Dovish Fed Prompts Slip for Dollar and Sovereign Bond Yields

Confidence remains low for Greece as negotiations with the country's creditors rumble on. The climate has undermined the positive effect low borrowing costs would normally have on equities. 

In the wake of weak performance in Asia, the pan-European FTSE Eurofirst 300 dropped 1 per cent to a fresh low since February, while in the US the S&P 500 will fall 4 points to 2,096 if US index futures forecasts are accurate. 

According to the Fed, economic activity has been growing steadily after a slow start to 2015. Although jobs increased in the US, household spending saw little fluctuation despite a lift in the housing sector. 

Down from its March estimate of 2.7 per cent, the central bank revised its forecast for US growth for US economic expansion this year to around 2 per cent. 

The sensitive two-year US bond yield has also fallen 3 base points to 0.63 per cent while the benchmark 10-year yield is down by 4 base points to 2.26 per cent.

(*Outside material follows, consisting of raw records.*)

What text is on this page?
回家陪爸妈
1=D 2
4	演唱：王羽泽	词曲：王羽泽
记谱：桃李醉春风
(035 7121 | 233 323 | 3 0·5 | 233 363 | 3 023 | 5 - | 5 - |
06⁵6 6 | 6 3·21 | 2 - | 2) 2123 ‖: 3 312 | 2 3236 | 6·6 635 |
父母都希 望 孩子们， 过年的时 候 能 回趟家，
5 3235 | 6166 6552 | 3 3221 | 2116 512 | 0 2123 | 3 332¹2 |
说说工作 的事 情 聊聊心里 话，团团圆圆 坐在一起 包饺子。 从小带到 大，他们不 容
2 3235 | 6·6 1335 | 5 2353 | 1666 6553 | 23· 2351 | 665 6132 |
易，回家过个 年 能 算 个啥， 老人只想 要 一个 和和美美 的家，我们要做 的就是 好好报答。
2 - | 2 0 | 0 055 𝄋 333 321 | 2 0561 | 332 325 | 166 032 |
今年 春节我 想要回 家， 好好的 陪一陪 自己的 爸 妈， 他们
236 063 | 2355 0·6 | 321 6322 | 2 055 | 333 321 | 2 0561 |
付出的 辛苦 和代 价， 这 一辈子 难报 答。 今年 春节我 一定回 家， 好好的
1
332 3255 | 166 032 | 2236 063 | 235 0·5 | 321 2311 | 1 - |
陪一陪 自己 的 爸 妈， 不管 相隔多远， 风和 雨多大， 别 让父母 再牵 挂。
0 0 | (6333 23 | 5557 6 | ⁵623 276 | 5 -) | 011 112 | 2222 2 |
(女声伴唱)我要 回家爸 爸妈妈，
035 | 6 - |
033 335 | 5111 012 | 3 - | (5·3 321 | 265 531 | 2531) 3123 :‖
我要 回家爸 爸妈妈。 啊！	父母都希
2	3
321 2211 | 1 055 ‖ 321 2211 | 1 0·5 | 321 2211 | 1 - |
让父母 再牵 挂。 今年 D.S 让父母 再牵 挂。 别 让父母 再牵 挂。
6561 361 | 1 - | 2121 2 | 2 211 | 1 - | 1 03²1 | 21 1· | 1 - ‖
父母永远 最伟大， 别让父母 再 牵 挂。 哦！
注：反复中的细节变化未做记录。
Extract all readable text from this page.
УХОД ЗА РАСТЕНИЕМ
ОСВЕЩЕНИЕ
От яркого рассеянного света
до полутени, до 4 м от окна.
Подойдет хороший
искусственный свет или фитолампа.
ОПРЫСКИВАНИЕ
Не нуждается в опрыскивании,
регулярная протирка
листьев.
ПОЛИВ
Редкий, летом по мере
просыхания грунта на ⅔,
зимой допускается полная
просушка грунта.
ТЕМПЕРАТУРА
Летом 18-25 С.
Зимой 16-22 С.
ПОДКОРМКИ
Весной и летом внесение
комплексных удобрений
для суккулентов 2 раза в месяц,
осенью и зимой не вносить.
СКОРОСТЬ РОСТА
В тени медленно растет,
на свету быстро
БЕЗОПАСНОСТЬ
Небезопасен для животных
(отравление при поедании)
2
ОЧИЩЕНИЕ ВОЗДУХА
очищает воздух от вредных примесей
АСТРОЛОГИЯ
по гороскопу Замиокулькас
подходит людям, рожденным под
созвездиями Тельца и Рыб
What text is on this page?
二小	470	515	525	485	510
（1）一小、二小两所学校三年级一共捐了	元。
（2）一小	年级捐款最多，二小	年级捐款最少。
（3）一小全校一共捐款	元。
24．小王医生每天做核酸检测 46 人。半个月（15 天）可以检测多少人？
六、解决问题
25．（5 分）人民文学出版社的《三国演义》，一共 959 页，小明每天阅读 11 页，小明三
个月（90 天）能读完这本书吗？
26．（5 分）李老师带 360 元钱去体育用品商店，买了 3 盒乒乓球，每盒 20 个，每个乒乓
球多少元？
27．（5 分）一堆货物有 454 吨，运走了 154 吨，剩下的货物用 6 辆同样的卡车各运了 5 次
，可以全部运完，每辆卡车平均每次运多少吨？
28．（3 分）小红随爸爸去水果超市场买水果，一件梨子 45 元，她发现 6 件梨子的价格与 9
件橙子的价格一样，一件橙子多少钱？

German bonds are tracking US peers but are undergoing 'haven' buying as investors demonstrate their lack of confidence over Greece's potential default and exit from the Eurozone. 

The cash-strapped nation's central bank issued a warning that the Greek government could enter an "uncontrollable crisis" if a settlement is not made soon. Athens' 10-year implied borrowing costs are up 6 more base points to 13.18 per cent and the stock market is down 3.1 per cent, hitting a new two-year low.